Abbiamo intervistato Ilaria Bello, barmanager del ristorante con bar Talea. Abbiamo parlato di interazione tra cucina e cocktail con una donna appassionata bartender e mamma.
Ilaria, prima di tutto ci racconti chi sei? Qual è la tua storia?
Sono Ilaria Bello, barmanager di Talea, un ristorante che affaccia sul mare a Torvaianica e sono felicemente mamma. La mia storia è un po’ diversa da quella dei miei colleghi: non vengo infatti dal mondo della notte, ma da quello diurno. Con il mio compagno ho gestito due stabilimenti balneari: se dobbiamo parlare di bar il mio inizio è stato più che altro con la caffetteria, ormai 14 anni fa.
Quando, invece, hai iniziato a fare cocktail?
Ho iniziato a fare la bartender nel 2015. Per necessità. Ho fatto un corso, per altro indetto dalla Regione Lazio. Quindi nessuna scuola di quelle sulla bocca di tutti, ma un corso professionale ben fatto con insegnanti dell’AIBES, l’associazione italiana di bartender ufficiale.
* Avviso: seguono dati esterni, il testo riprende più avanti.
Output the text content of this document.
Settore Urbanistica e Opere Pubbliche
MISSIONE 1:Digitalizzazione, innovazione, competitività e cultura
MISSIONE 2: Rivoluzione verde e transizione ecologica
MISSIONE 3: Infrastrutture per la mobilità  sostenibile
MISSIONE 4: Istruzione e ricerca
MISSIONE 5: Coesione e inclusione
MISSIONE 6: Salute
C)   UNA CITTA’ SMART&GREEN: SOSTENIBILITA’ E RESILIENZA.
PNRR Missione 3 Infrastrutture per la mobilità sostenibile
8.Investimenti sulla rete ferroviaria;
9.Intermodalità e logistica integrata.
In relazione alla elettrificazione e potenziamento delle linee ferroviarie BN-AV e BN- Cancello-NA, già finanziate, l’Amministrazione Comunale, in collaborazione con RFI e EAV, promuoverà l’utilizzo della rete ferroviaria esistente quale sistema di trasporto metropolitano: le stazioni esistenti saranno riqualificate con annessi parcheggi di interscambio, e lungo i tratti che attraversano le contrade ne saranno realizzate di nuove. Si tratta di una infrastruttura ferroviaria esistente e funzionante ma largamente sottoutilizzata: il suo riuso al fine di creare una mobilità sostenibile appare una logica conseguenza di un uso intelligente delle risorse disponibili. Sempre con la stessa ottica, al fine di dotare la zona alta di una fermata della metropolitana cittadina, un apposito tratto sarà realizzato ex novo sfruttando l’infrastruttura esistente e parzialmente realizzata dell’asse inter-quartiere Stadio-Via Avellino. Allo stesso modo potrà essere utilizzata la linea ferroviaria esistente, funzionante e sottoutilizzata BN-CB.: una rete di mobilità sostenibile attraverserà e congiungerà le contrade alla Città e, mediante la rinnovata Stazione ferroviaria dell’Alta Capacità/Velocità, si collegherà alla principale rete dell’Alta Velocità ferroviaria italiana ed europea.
Da lì mi sono appassionata sempre di più, ho visto la versatilità dei cocktail e mi sono piaciute tantissimo le storie che ci sono dietro, soprattutto dietro i classici. Ho anche cominciato a fare delle competizioni abbastanza importanti raggiungendo risultati molto buoni che hanno certamente aiutato ad alimentare questa passione.
Se dovessi definire i tuoi cocktail, come lo faresti?
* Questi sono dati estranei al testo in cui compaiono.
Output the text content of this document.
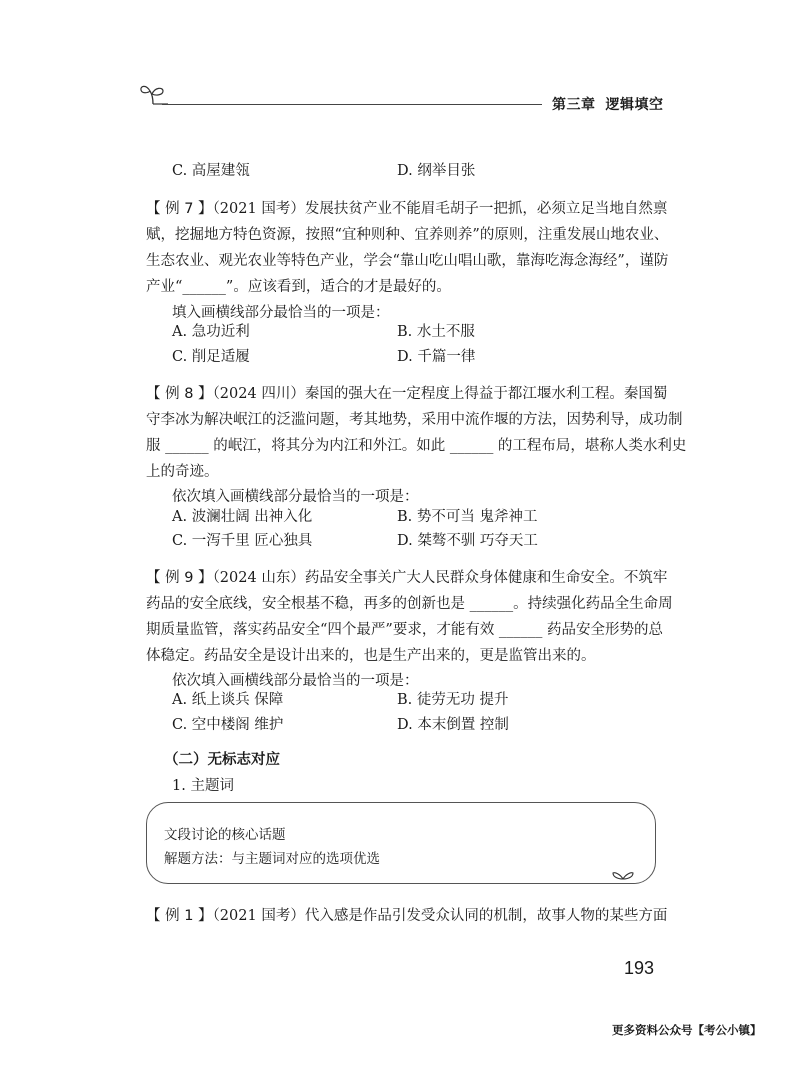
第三章 逻辑填空
C. 高屋建瓴	D. 纲举目张
【 例 7 】（2021 国考）发展扶贫产业不能眉毛胡子一把抓，必须立足当地自然禀
赋，挖掘地方特色资源，按照“宜种则种、宜养则养”的原则，注重发展山地农业、
生态农业、观光农业等特色产业，学会“靠山吃山唱山歌，靠海吃海念海经”，谨防
产业“______”。应该看到，适合的才是最好的。
填入画横线部分最恰当的一项是：
A. 急功近利	B. 水土不服
C. 削足适履	D. 千篇一律
【 例 8 】（2024 四川）秦国的强大在一定程度上得益于都江堰水利工程。秦国蜀
守李冰为解决岷江的泛滥问题，考其地势，采用中流作堰的方法，因势利导，成功制
服 ______ 的岷江，将其分为内江和外江。如此 ______ 的工程布局，堪称人类水利史
上的奇迹。
依次填入画横线部分最恰当的一项是：
A. 波澜壮阔 出神入化	B. 势不可当 鬼斧神工
C. 一泻千里 匠心独具	D. 桀骜不驯 巧夺天工
【 例 9 】（2024 山东）药品安全事关广大人民群众身体健康和生命安全。不筑牢
药品的安全底线，安全根基不稳，再多的创新也是 ______。持续强化药品全生命周
期质量监管，落实药品安全“四个最严”要求，才能有效 ______ 药品安全形势的总
体稳定。药品安全是设计出来的，也是生产出来的，更是监管出来的。
依次填入画横线部分最恰当的一项是：
A. 纸上谈兵 保障	B. 徒劳无功 提升
C. 空中楼阁 维护	D. 本末倒置 控制
（二）无标志对应
1. 主题词
文段讨论的核心话题
解题方法：与主题词对应的选项优选
【 例 1 】（2021 国考）代入感是作品引发受众认同的机制，故事人物的某些方面
193
更多资料公众号【考公小镇】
Bisogna partire da un punto: in questa zona non c’erano veri e propri cocktail bar, che intendono la mixology come territorio da esplorare. Quel che ho fatto - che mi piace fare e che sta anche alla base di Talea - è stato creare drink per i clienti. Sembra scontato, ma spesso i bartender tendono a fare da bere per stupire gli altri colleghi. Invece ho deciso di partire sempre dal cliente seguendo i trend del momento. Tequila e Mezcal, per esempio, che hanno gusti forti, tendo a ingentilirli magari usandoli in un drink tropical o giocando coi classici.
Di base mi piace partire dai classici, cui sono molto legata anche perché per "educare" bisogna partire dalle basi. Quindi prima di tutto grandi classici fatti a modo e poi si lavora, piano piano.
Qual è il concetto alla base di Talea?
Talea, per cui lavoro, è un progetto nato formalmente nel 2016: l’idea era di portare quel che non c’era. Intanto un ristorante di livello sul mare, ma soprattutto di unire la mixology con un ristorante, cosa piuttosto rara.
C’è una vera e propria sinergia con la cucina, che va da food pairing studiati a un’interazione tecnica bar-cucina. Avendone una a disposizione si può sperimentare con molti ingredienti e magari con cotture particolari o infusioni. È un mix che funziona, aspetti diversi ma la passione è la stessa.
E per finire: drink preferito?
Americano, tutta la vita: Vermouth, Bitter e uno splash di acqua Perrier.